By 1929, he was England's largest plough-land farmer, occupying 12,000 acres, employing 250 men and 300 working horses.
On his death in 1936, his holdings were split between his four sons, with his eldest son George taking over Eastbury, Bockhampton and Leckhamsted Manor Farm.
His granddaughter is the beneficiary of the trust which now owns the farm, with its rich arable land and water-meadows, extensive range of modern and traditional farm buildings, traditional broad-leaf woodland and eight-furlong all-weather gallop.
Mabel Lucie Attwell
Mabel Lucie Attwell was a British illustrator and comics artist. She is known for her cute, nostalgic drawings of children, inspired by her daughter. Her drawings are featured on many postcards, advertisements, posters, books and figurines.
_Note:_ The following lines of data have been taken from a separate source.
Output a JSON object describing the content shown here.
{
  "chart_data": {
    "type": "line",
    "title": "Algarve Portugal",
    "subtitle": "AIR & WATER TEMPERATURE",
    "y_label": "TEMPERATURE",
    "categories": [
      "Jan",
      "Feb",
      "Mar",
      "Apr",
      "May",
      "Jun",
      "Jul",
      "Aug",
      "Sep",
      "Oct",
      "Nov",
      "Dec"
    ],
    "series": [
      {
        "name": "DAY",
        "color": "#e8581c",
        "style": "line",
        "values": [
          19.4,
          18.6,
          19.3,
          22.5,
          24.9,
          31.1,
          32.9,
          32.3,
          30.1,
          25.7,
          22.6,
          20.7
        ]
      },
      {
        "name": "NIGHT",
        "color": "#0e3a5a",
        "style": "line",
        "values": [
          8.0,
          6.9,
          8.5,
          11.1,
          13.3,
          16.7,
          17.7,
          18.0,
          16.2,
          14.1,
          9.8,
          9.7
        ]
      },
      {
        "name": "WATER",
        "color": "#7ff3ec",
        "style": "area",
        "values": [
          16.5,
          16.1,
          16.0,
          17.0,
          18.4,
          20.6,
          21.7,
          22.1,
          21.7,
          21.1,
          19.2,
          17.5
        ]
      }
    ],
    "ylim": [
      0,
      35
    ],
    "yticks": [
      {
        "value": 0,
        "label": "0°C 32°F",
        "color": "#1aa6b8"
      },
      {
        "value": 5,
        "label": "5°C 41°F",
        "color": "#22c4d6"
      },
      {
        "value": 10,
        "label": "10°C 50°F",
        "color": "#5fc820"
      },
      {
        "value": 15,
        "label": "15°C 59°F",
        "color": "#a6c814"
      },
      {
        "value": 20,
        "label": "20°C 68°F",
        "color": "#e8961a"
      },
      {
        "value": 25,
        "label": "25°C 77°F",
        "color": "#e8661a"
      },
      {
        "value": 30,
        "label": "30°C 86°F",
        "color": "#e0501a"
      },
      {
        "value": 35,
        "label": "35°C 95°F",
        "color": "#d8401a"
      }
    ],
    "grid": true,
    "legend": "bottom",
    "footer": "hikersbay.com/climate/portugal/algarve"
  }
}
Mabel Lucie Attwell - The Early Years
Mabel was born on the 4th. June 1879 in Mile End, London, the sixth child of butcher Augustus Attwell and his wife Emily Ann.
She studied at Saint Martin's School of Art, but left to develop her own interest in imaginary subjects, disliking the emphasis on still-life drawing and classical subjects.
After Mabel sold work to the Tatler and Bystander, she was taken on by the agents Francis and Mills, leading to a long and consistently successful career.
In 1908, she married painter and illustrator Harold Cecil Earnshaw (d. 1937) with whom she had a daughter, Marjorie, and two sons.
Attwell's initial career was founded on magazine illustration, which she continued throughout her life, but around 1900 she began receiving commissions for book illustrations.
Mabel illustrated children's classics such as Mother Goose (1910) and Alice in Wonderland (1911).
During the 1910's Attwell produced a number of posters for London Transport featuring children to promote travel to Christmas pantomimes and other events.
Mabel Lucie Attwell - The Later Years
From 1914 onwards, Mabel developed her trademark style of sentimentalised rotund cuddly infants, which became ubiquitous across a wide range of markets. These included cards, calendars, nursery equipment and pictures, crockery and dolls.
Mabel illustrated Hans Andersen's Fairy Tales (1914), The Water Babies by Charles Kingsley (1915), and an edition of J. M. Barrie's Peter Pan and Wendy.
Shelley Potteries
In 1926 Shelley Potteries commissioned Attwell to produce designs for children's china ware. Attwell’s first six designs portrayed scenes involving children, animals and small green elves in green suits – these were called 'Boo Boos' and were featured on cups, mugs, bowls etc.
Death of Mabel Lucie Attwell
Mabel died at her home in Fowey, Cornwall on the 5th. November 1964, after which her business was carried on by her daughter.
The Lucie Attwell Annual, which was first published in 1922, continued to be published for a further ten years ten years after Mabel's death. This was made possible by extensive re-use of earlier images.
A New Committee
So what else happened on the day that Betty posted the card?
Well, on the 15th. August 1921, the International Committee for Russian Relief (ICRR), founded to feed victims of the famine in Russia, was organized in Geneva by the International Committee of the Red Cross and the League of Red Cross Societies, led by Fridtjof Nansen.
A Relinquishing of Control
Also on that day, the British government relinquished control of the United Kingdom's railways, seven years after having taken over jurisdiction during the Great War.